Erlacher Lab – Research
Protein synthesis is a central process in all living organisms. The key components of this process are ribosomes—multifunctional ribonucleoprotein (RNP) complexes that serve as the cellular machinery for protein synthesis. They translate genetic information from messenger RNA (mRNA) into proteins through a highly coordinated process involving numerous molecular components. RNA plays an essential role in translation, with all RNA types involved being modified to varying degrees. Our research aims to contribute to a better understanding of the molecular interactions of RNA during translation and how modifications modulate translation efficiency and accuracy.

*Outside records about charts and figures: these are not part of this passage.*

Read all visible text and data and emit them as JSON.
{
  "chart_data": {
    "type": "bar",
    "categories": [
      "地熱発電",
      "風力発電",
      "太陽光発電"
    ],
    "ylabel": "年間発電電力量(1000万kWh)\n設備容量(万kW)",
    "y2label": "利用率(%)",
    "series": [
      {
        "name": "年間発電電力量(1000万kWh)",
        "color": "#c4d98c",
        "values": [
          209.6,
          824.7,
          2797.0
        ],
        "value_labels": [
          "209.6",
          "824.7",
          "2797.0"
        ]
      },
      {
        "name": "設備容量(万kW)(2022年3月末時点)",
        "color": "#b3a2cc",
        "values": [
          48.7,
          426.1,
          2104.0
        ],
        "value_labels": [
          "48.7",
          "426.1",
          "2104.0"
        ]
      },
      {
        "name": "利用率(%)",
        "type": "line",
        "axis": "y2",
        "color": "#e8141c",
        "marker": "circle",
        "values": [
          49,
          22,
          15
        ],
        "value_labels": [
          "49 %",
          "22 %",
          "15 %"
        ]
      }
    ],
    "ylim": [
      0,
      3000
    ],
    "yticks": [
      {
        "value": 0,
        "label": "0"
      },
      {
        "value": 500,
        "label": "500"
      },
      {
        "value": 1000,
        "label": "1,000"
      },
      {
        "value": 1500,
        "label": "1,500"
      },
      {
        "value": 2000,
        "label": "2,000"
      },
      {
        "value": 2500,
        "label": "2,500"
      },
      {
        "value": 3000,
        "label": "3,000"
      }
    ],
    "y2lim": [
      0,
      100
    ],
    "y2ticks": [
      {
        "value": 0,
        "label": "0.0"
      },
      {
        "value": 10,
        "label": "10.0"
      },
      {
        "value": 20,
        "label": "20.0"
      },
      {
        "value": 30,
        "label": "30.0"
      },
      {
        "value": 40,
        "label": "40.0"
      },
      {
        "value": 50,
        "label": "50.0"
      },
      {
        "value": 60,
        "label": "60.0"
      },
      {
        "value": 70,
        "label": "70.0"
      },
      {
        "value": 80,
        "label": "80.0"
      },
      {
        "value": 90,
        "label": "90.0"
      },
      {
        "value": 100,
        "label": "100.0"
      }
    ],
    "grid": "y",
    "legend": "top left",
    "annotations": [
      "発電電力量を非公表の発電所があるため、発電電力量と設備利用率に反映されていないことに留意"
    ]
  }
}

tRNA modifications and their role in superwobbling tRNAs
During translation, 61 different codons must be translated into sequences of 20(21) amino acids, a process in which tRNAs act as essential adapters, transforming the 4-letter genetic code into amino acid sequences. Interestingly, the number tRNAs required to decode the almost universal genetic code varies greatly between organisms. While certain eukaryotes require up to 55 different tRNAs, some bacteria depend on as few as 28.

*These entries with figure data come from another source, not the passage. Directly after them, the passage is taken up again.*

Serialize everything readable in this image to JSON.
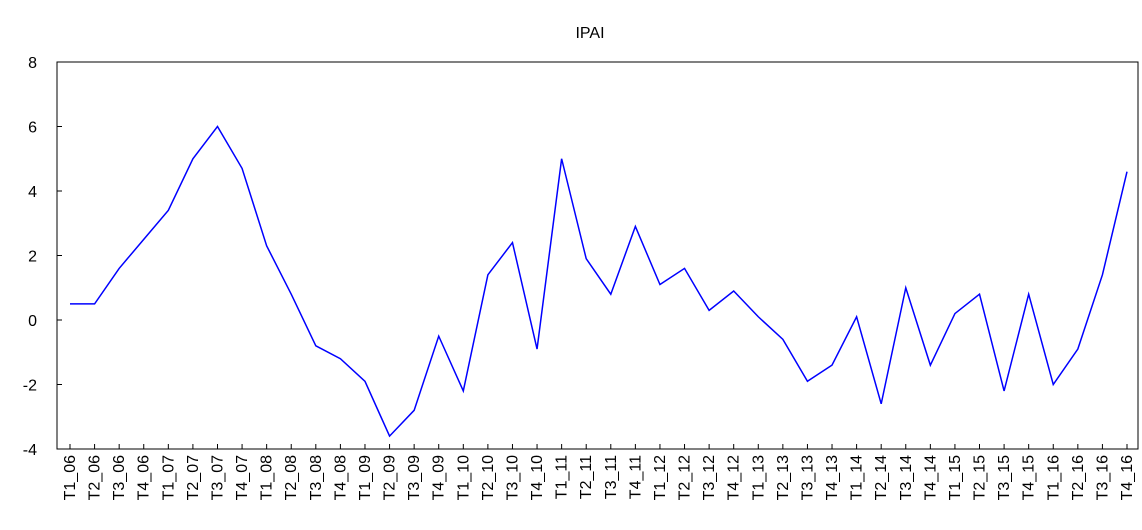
{
  "chart_data": {
    "type": "line",
    "title": "IPAI",
    "categories": [
      "T1_06",
      "T2_06",
      "T3_06",
      "T4_06",
      "T1_07",
      "T2_07",
      "T3_07",
      "T4_07",
      "T1_08",
      "T2_08",
      "T3_08",
      "T4_08",
      "T1_09",
      "T2_09",
      "T3_09",
      "T4_09",
      "T1_10",
      "T2_10",
      "T3_10",
      "T4_10",
      "T1_11",
      "T2_11",
      "T3_11",
      "T4_11",
      "T1_12",
      "T2_12",
      "T3_12",
      "T4_12",
      "T1_13",
      "T2_13",
      "T3_13",
      "T4_13",
      "T1_14",
      "T2_14",
      "T3_14",
      "T4_14",
      "T1_15",
      "T2_15",
      "T3_15",
      "T4_15",
      "T1_16",
      "T2_16",
      "T3_16",
      "T4_16"
    ],
    "series": [
      {
        "name": "IPAI",
        "color": "#0000ff",
        "values": [
          0.5,
          0.5,
          1.6,
          2.5,
          3.4,
          5.0,
          6.0,
          4.7,
          2.3,
          0.8,
          -0.8,
          -1.2,
          -1.9,
          -3.6,
          -2.8,
          -0.5,
          -2.2,
          1.4,
          2.4,
          -0.9,
          5.0,
          1.9,
          0.8,
          2.9,
          1.1,
          1.6,
          0.3,
          0.9,
          0.1,
          -0.6,
          -1.9,
          -1.4,
          0.1,
          -2.6,
          1.0,
          -1.4,
          0.2,
          0.8,
          -2.2,
          0.8,
          -2.0,
          -0.9,
          1.4,
          4.6
        ]
      }
    ],
    "ylim": [
      -4,
      8
    ],
    "yticks": [
      -4,
      -2,
      0,
      2,
      4,
      6,
      8
    ],
    "grid": false
  }
}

In this project, we strive to better understand how organisms can maintain efficient protein synthesis with reduced numbers of tRNAs, and which features of the tRNAs are required to enable an extended decoding capability. Our goal is to reveal the extent to which tRNA modifications and sequence variations contribute to different decoding capabilities and compensate for limited tRNA diversity.

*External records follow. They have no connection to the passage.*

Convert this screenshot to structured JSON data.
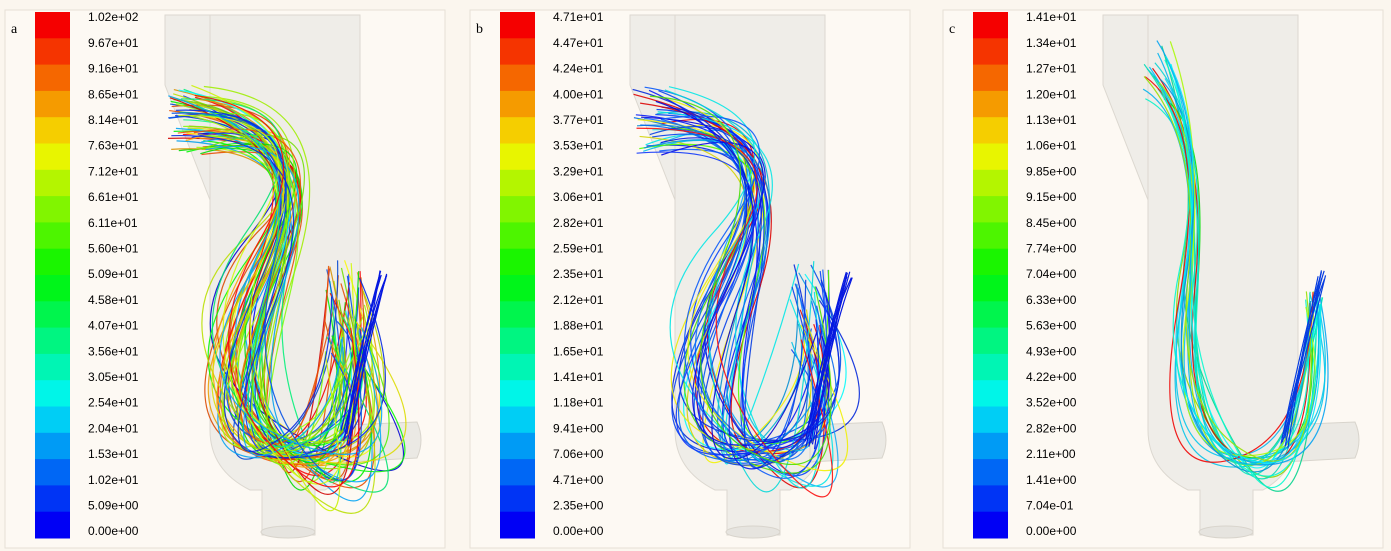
{
  "panels": [
    {
      "label": "a",
      "legend": [
        "1.02e+02",
        "9.67e+01",
        "9.16e+01",
        "8.65e+01",
        "8.14e+01",
        "7.63e+01",
        "7.12e+01",
        "6.61e+01",
        "6.11e+01",
        "5.60e+01",
        "5.09e+01",
        "4.58e+01",
        "4.07e+01",
        "3.56e+01",
        "3.05e+01",
        "2.54e+01",
        "2.04e+01",
        "1.53e+01",
        "1.02e+01",
        "5.09e+00",
        "0.00e+00"
      ]
    },
    {
      "label": "b",
      "legend": [
        "4.71e+01",
        "4.47e+01",
        "4.24e+01",
        "4.00e+01",
        "3.77e+01",
        "3.53e+01",
        "3.29e+01",
        "3.06e+01",
        "2.82e+01",
        "2.59e+01",
        "2.35e+01",
        "2.12e+01",
        "1.88e+01",
        "1.65e+01",
        "1.41e+01",
        "1.18e+01",
        "9.41e+00",
        "7.06e+00",
        "4.71e+00",
        "2.35e+00",
        "0.00e+00"
      ]
    },
    {
      "label": "c",
      "legend": [
        "1.41e+01",
        "1.34e+01",
        "1.27e+01",
        "1.20e+01",
        "1.13e+01",
        "1.06e+01",
        "9.85e+00",
        "9.15e+00",
        "8.45e+00",
        "7.74e+00",
        "7.04e+00",
        "6.33e+00",
        "5.63e+00",
        "4.93e+00",
        "4.22e+00",
        "3.52e+00",
        "2.82e+00",
        "2.11e+00",
        "1.41e+00",
        "7.04e-01",
        "0.00e+00"
      ]
    }
  ]
}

Figure: Secondary structure of the standard E. coli tRNAValUAC and the superwobbling M. capricolum tRNAValUAC.
Genetic code expansion
Although the natural genetic code—utilizing 4 nucleotides to encode 20 (or 21) standard amino acids—enables the generation of a vast array of functional proteins and peptides, the expansion of the genetic code has long been pursued to introduce new chemical functionalities. Through the systematic introduction of modified nucleotides into both mRNA codons and tRNA anticodons, we aim to establish unique base-pairing partners that facilitate position-specific incorporation of non-natural amino acids. This approach will provide an alternative strategy for producing peptides and proteins carrying specific non-natural amino acids with unprecedented specificity.
mRNA modifications
In recent years, mRNA modifications have gained significant attention as they have been shown to modulate gene expression at multiple levels. While the regulatory function of these RNA modifications is well-established, the extent to which specific modifications contribute to particular cellular processes remains largely unknown. By systematically introducing different modifications into the untranslated regions (UTRs) and coding sequences (CDS) of eukaryotic mRNAs, we gain detailed insights into the roles of various modifications, with primary focus on protein synthesis and RNA stability. In addition, we study to what extent the impact of mRNA modifications differs from cell type to cell type.